Contact: University Relations, Office: (517) 355-2281, media.communications@ur.msu.edu
Published: April 13, 2005
Contact: Timothy Beers, Physics and Astronomy, (517) 355-9200, Ext. 2416, (517) 381-9552, (517) 256-7996, or beers@msu.edu; or Tom Oswald, University Relations, (517) 355-2281, oswald@msu.edu
4/13/2005
EAST LANSING, Mich. – A Michigan State University professor is part of an international team of astronomers that has identified an ancient star, one of a pair of objects with the lowest observed abundances of heavy metals ever discovered.
The research of Timothy Beers, MSU professor of physics and astronomy, and colleagues is detailed in the April 14 issue of the journal Nature.
The newly discovered star, known as HE1327-2326, is similar in age and chemical composition to another star Beers and his colleagues discovered three years ago. Both stars are approximately 13 billion to 14 billion years old, with extremely low levels of iron and other heavy metals.
It is of particular interest that these two stars have patterns of elemental abundances that are quite similar to one another, said Beers. Both have extremely large amounts of light elements such as carbon, nitrogen and oxygen.
“We are looking at a new class of stars here,” Beers said. “It cannot be a coincidence that the two lowest metallicity stars ever discovered share these same traits. These stars may have recorded the patterns of elements created by the very first generations of massive stars to have formed in the universe.”
The clue to these stars’ age is the fact that they have extremely low metal content. Beers said these stars have less than 1/200,000th of the solar content of heavy elements, which is about 20 times more metal-poor than the previous record for stars in the Milky Way galaxy.
HE 1327-2326 was initially identified as part of observations currently being made of candidate low-metallicity stars chosen from the Hamburg/ESO Objective Prism survey. Subsequent high-resolution spectroscopy were obtained with the 8-meter Japanese National Telescope, “Subaru,” located on Mauna Kea in Hawaii.
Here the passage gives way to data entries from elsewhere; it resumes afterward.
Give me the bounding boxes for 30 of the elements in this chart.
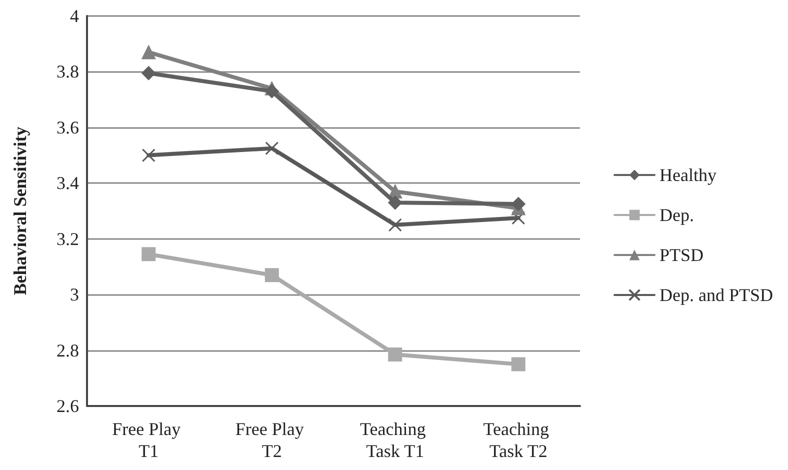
point	[388, 196, 402, 210]
x-tick-label: Teaching Task T1	[360, 419, 430, 461]
point	[142, 148, 156, 162]
legend-label: Dep.	[660, 205, 694, 225]
y-tick-label: 3.6	[56, 117, 79, 138]
y-tick-label: 4	[70, 6, 79, 26]
x-tick-label: Teaching Task T2	[483, 419, 554, 461]
point	[388, 218, 402, 232]
x-tick-label: Free Play T1	[112, 419, 186, 461]
legend-label: PTSD	[660, 245, 704, 265]
point	[142, 66, 156, 80]
y-axis-title: Behavioral Sensitivity	[10, 126, 30, 296]
legend-label: Healthy	[660, 165, 716, 185]
y-tick-label: 2.8	[56, 340, 79, 360]
point	[265, 142, 279, 156]
y-tick-label: 3	[70, 284, 79, 305]
y-tick-label: 3.8	[56, 62, 79, 82]
point	[142, 45, 156, 60]
point	[264, 84, 279, 98]
y-tick-label: 3.2	[56, 228, 79, 249]
legend-label: Dep. and PTSD	[660, 285, 774, 305]
point	[264, 268, 279, 282]
point	[511, 197, 526, 212]
y-tick-label: 3.4	[56, 173, 79, 194]
point	[388, 347, 402, 362]
point	[511, 357, 526, 372]
y-tick-label: 2.6	[56, 396, 79, 416]
point	[142, 247, 156, 262]
point	[512, 211, 526, 225]
x-tick-label: Free Play T2	[235, 419, 308, 461]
This star is approximately 5,000 light years from Earth. Not visible with the naked eye, it is located in the constellation Hydra.
When stars began to form some time after the Big Bang, the only abundant elements in the universe were hydrogen and helium. The first stars to form are thought to have been hundreds of times more massive than our sun.
After extremely short lives, these stars exploded as supernovae and began to pollute the universe with heavier metals such as iron, carbon, nitrogen and oxygen. Consequently, the older stars have very low levels of these metals.
Partial funding for this work was obtained from the National Science Foundation.
In addition to Beers, other members of the team are from Australia, Germany, Japan and the United Kingdom.